Bu aralar çeşitli şeylere özlemim tavan yapmış durumda..ışıltılı şehir ufak gelmeye başladı artık..sokakalarda yürümeyi çok ozler oldum..vapuru yakalamak için son sürat koşmayı(vapuru ayrı o şehirde canlı yaşamı ayrı özledşm anlıycağan)..aniden yapılan arkadaş planlarını, geceleri sabahlara bağlayan upuuzun sohbetli günleri...kıkır kıkır pijama gecelerini...tembel hafta içi günlerini...kendi mesleğimi...paperların arasında yok oluşumu...tam onemli noktayı anladım dediğimde, paperın sonundaki bir sonraki çalışmanın gerekliliğini söylemesini bile...

Hayır pışmanlık veya elimdekilerin beni mutlu etmemesi değil durum.belkide yaşadığım farklı tecrübelerin yerine onlar kadar beni doyurucu birşeylerin konulamamasıdır...uzaklarda yaşarken bahsettiğim kendini kandırmacalar-hani özlemini hatırlatmamacalar- pek işe yaramıyor buaralar...zaten pek düşünmeye fırsat kalmıyor hafta içi yoğunluğundan..belli bir saatte çıkamamanın sıkıntısı çok var bu aralar..bunun belli bir periotta olması hiç problem değil ama baktığımda yaklaşık 2 buçuk aydır durum bu..gidişat bu...neyse günah duvarı yapmıycam seni şikayet panosu fln gibi bir düşüncemde yok..

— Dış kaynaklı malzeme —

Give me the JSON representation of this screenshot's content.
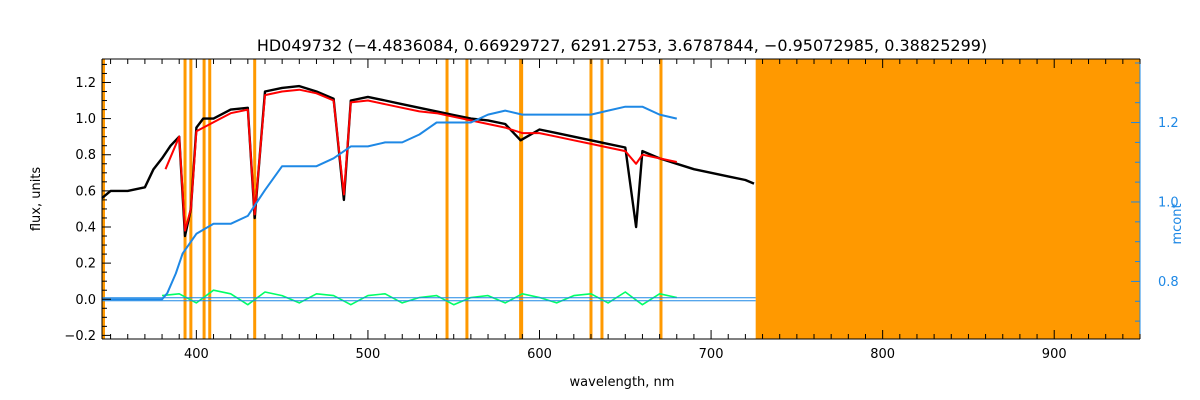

İşte belki de kafamızı dağıtacak bir kalabalık yok burda...ya da içini döküp sana akıl verecek bir dost...eskilerden dost geçmişini okulunu hatıralarını bilen dost...
hayatta en önemli şeyler yanında heryere götürmen gerekn o üç şey çok belliymiş; seni dinlemekten bıkmıycak, heranını paylaşacak bir dost(kocam değil-o benim daim dostum ama bazen onu da çekiştirmem gerekiyor:)), sizi durdurak bilmeden çalışsanız dahi mutlu edecek bir meslek ve bunun size karşılayacağı doyurucu imkanlar(doyurucu ya dikkat-sen nekadarla mutlu oluyarsan, nekadar genişşse miden okadar doyurucu olmalı), he bide seninle o büyük kahvaltı sofrasını payalşacak mutlu ailen.. sanırım hayatınızı anlamlı, yaşadığınızı size hissettiren bu üç şey, o gizli bir adaya düşsen yanında neler alırdının yanıtı benim için çok belli bu aralar...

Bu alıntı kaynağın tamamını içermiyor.